Самым близким другом и духовным отцом Аввакума был мягкий и простодушный старец Епифаний, но и ему не по сердцу пришлись «ярость великая и вопль» протопопа по поводу догматов. Федор не преминул искать поддержки старца. «Старец же прост человек, – писал Аввакум, – правду чаял шептание его и напал на меня по ево учению всеми силами». И хотя протопоп привык «от купели троицу чести в трех образах, а не единицу жидовскую», поступился он ради дружбы с Епифанием своей совестью и пошел ночью в землянку к Федору мириться. Дьякон наставлял его, а он, затая гнев, только «помикивал».
Но гнев все равно прорвало. «Не до дружка стало – до своево брюшка». Пошел Аввакум «косить» и старца. Это был гнев отчаяния. Молва о том, что Аввакум пишет по-еретически, ширилась и докатилась уже до Пустозерска. Та же горечь, что некогда съедала Федора, теперь грызла и Аввакума. «Никониане еретиком зовут, дети духовные еретиком же зовут!» Это был вопль упрямой души…
Случилось это уже году в 1678. По легенде, помирились будто бы перед смертью Аввакум с Федором, и немалую роль сыграл в этом, наверно, старец Епифаний.
Дружба Аввакума и Епифания трогательна и удивительна. С самого начала, с первой же встречи в Москве. глубоко уважал старца Аввакум, заботился о нем, едва ли не в каждом письме упоминал о нем с благодарностью.
Сперва, когда в Пустозерске им жилось сравнительно легко, Аввакум и Епифаний подолгу рассказывали друг другу о своей жизни. После казней узники продолжали встречаться, переползая из землянки в землянку под покровом темноты или пользуясь попустительством сочувствовавших им стражников. В этом общении родилась постепенно «Книга бесед», а потом «Житие» и другие произведения Аввакума.
Епифаний был довольно опытным писателем, уже один раз положившим на бумагу свое житие. Он-то и «понудил» Аввакума написать книгу.
В рассказах Аввакума о его приключениях и злоключениях оживала едва ли не вся русская земля – и Поволжье, и Север, и Сибирь; сотни и сотни людей всех званий и состояний страдали и радовались, боролись и покорно несли свой крест… В мокрых, погребенных под землей срубах воспоминания о вольной жизни горели ярким пламенем, слова лились свободно.

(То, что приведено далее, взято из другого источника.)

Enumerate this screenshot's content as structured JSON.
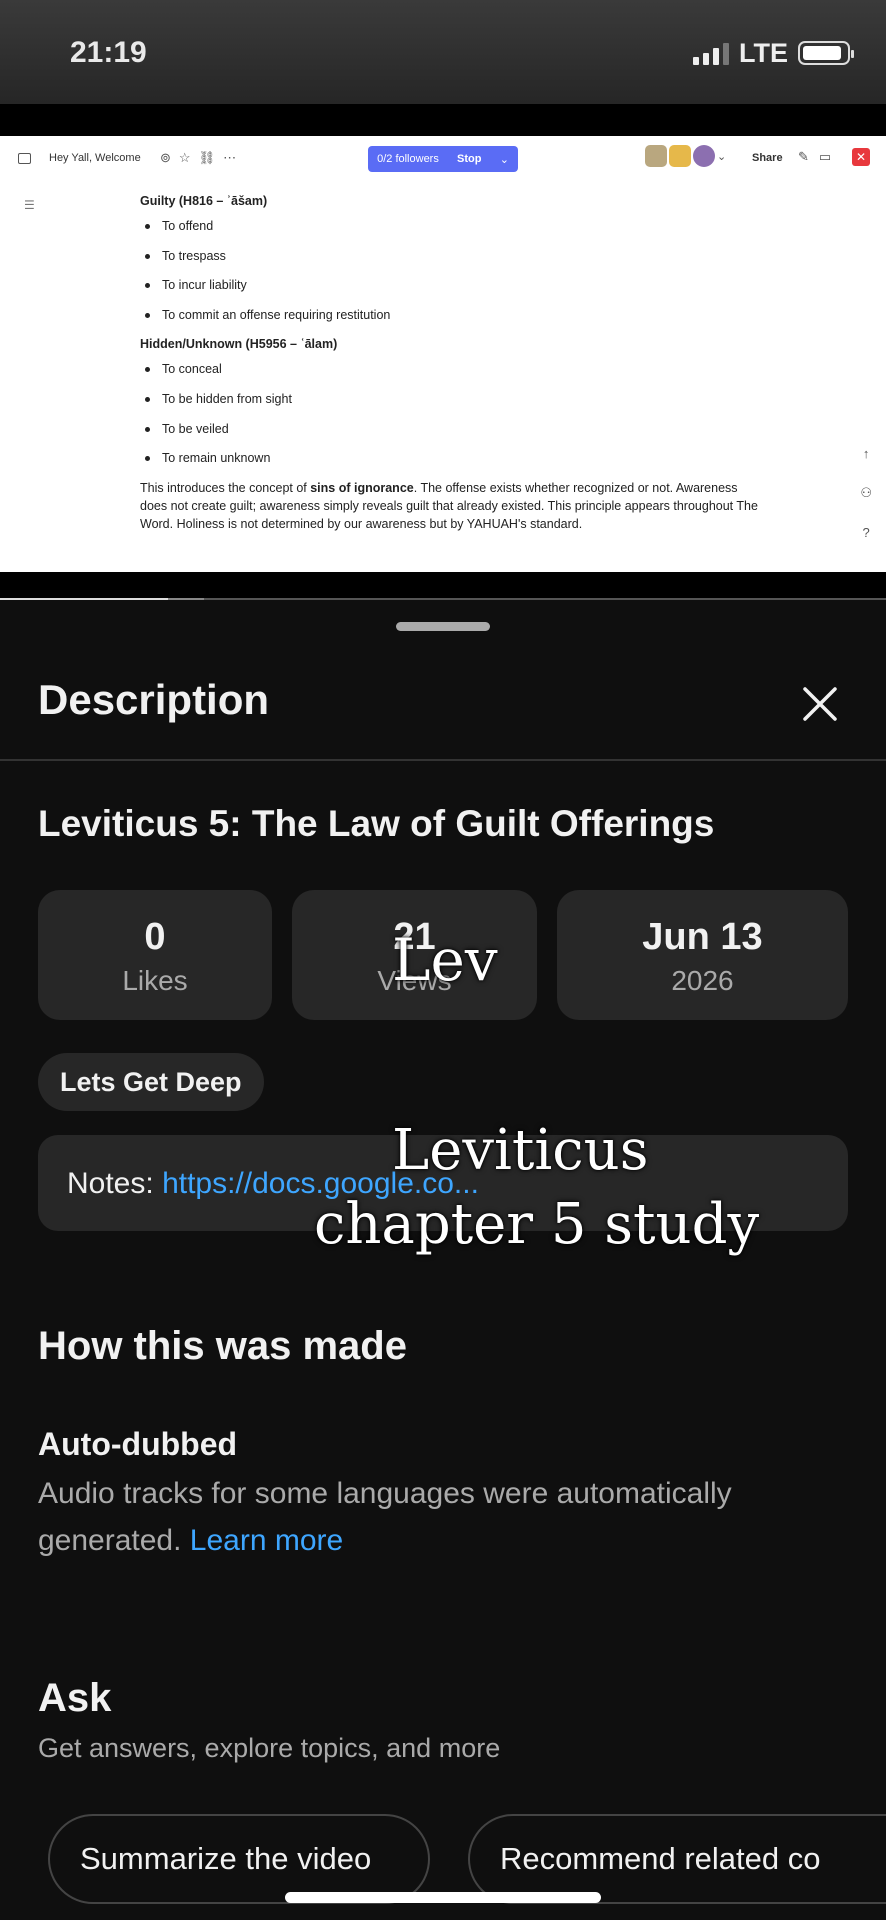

Немало «житий» прочел на своем веку Аввакум. Но большая их часть написана была каким-то мертвым, нескладным языком, не тем богатым, сочным языком, на котором изъяснялись русские люди.

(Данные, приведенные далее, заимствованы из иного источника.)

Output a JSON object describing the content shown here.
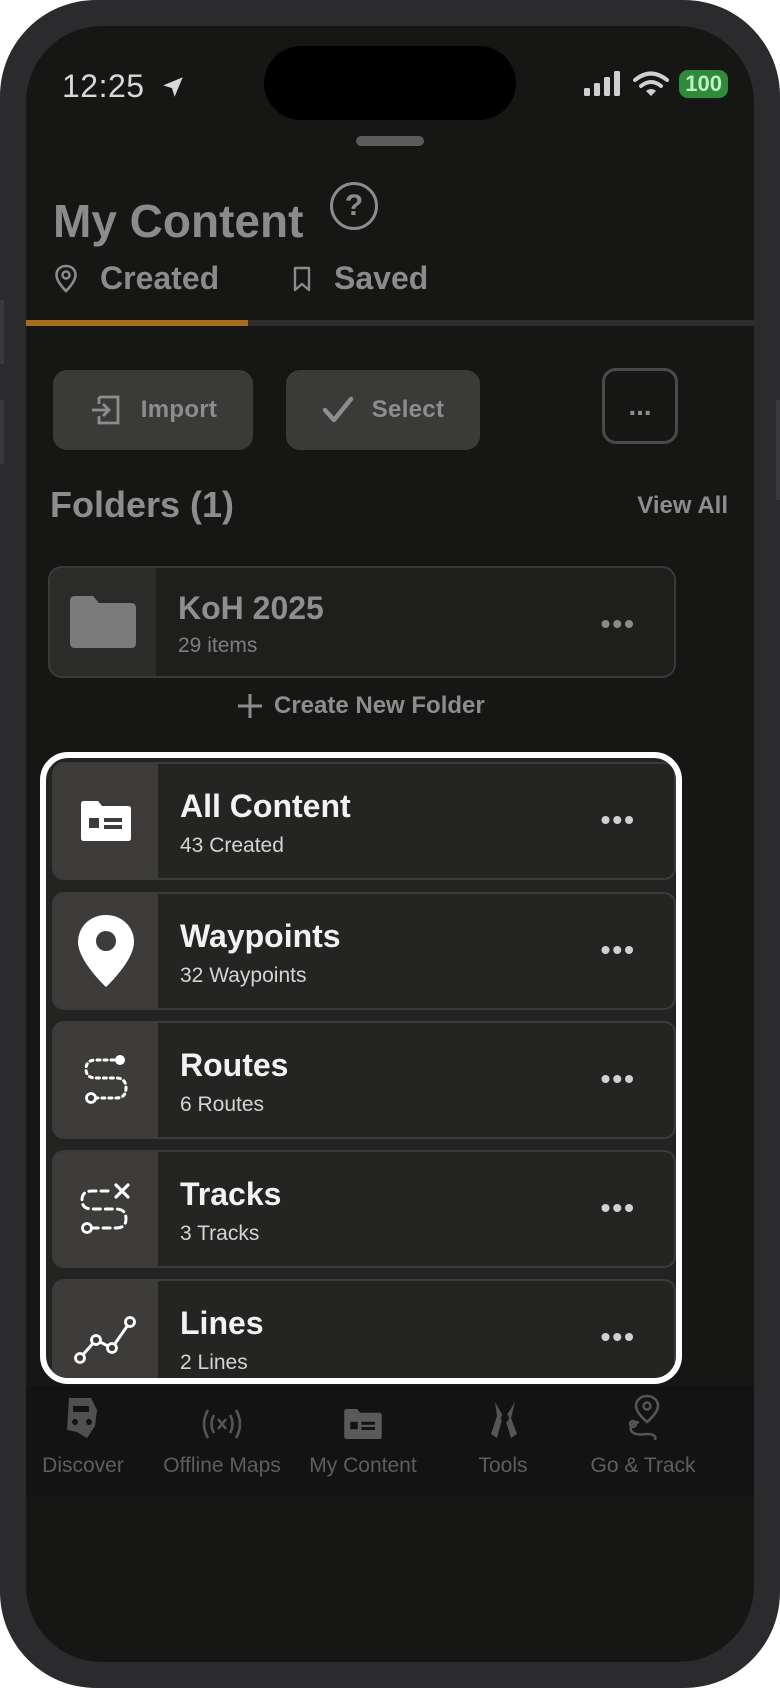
{
  "status_bar": {
    "time": "12:25",
    "battery": "100"
  },
  "header": {
    "title": "My Content"
  },
  "tabs": [
    {
      "label": "Created",
      "active": true
    },
    {
      "label": "Saved",
      "active": false
    }
  ],
  "toolbar": {
    "import_label": "Import",
    "select_label": "Select",
    "more_label": "..."
  },
  "folders": {
    "title": "Folders (1)",
    "view_all": "View All",
    "items": [
      {
        "name": "KoH 2025",
        "count": "29 items"
      }
    ],
    "create_label": "Create New Folder"
  },
  "content_items": [
    {
      "title": "All Content",
      "subtitle": "43 Created",
      "icon": "content-card-icon"
    },
    {
      "title": "Waypoints",
      "subtitle": "32 Waypoints",
      "icon": "map-pin-icon"
    },
    {
      "title": "Routes",
      "subtitle": "6 Routes",
      "icon": "route-icon"
    },
    {
      "title": "Tracks",
      "subtitle": "3 Tracks",
      "icon": "track-icon"
    },
    {
      "title": "Lines",
      "subtitle": "2 Lines",
      "icon": "line-icon"
    }
  ],
  "bottom_nav": [
    {
      "label": "Discover",
      "icon": "jeep-icon"
    },
    {
      "label": "Offline Maps",
      "icon": "offline-signal-icon"
    },
    {
      "label": "My Content",
      "icon": "content-card-icon"
    },
    {
      "label": "Tools",
      "icon": "tools-icon"
    },
    {
      "label": "Go & Track",
      "icon": "go-track-icon"
    }
  ],
  "colors": {
    "accent": "#a46d1e",
    "highlight_border": "#ffffff",
    "battery": "#2f8a3b"
  }
}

«Не позазрите просторечию нашему, понеже люблю свой русской природной язык, виршами философскими не обык речи красить…» – напишет он впоследствии во вступлении к своему «Житию».
«Я не брегу о красноречии и не уничижаю своего языка русского…»
Аввакум не заботился об изысканности, презирал напыщенную трескотню придворных графоманов. «По нужде ворчу, понеже докучают. А как бы не спрашивали, я бы молчал больше».
Литература не была для него ни профессиональным занятием, ни средством удовлетворения честолюбия. Борец, он видел в литературе лишь иной род оружия. Не окажись Аввакум в земляной тюрьме, он, возможно, ограничил бы свою деятельность лишь огненными проповедями да еще письмами. А теперь он вынужден был писать более пространно и творил так же талантливо и страстно, как делал в жизни все. И вроде бы «само» получалось у этого мужицкого писателя, который речь свою называл «вяканьем», а литературную работу «ковыряньем».
И хотя все было рассказано Епифанию за несколько полярных ночей, говорено обо всем переговорено, взявшись за перо, Аввакум задумался, о чем писать. Пестра жизнь, а сказать людям надо главное, чтобы не отвлекать их мысль в сторону, чтобы была книга как вопль в ночи, а не жалобное стенание…
«Стану сказывать верхи своим бедам», – решил Аввакум.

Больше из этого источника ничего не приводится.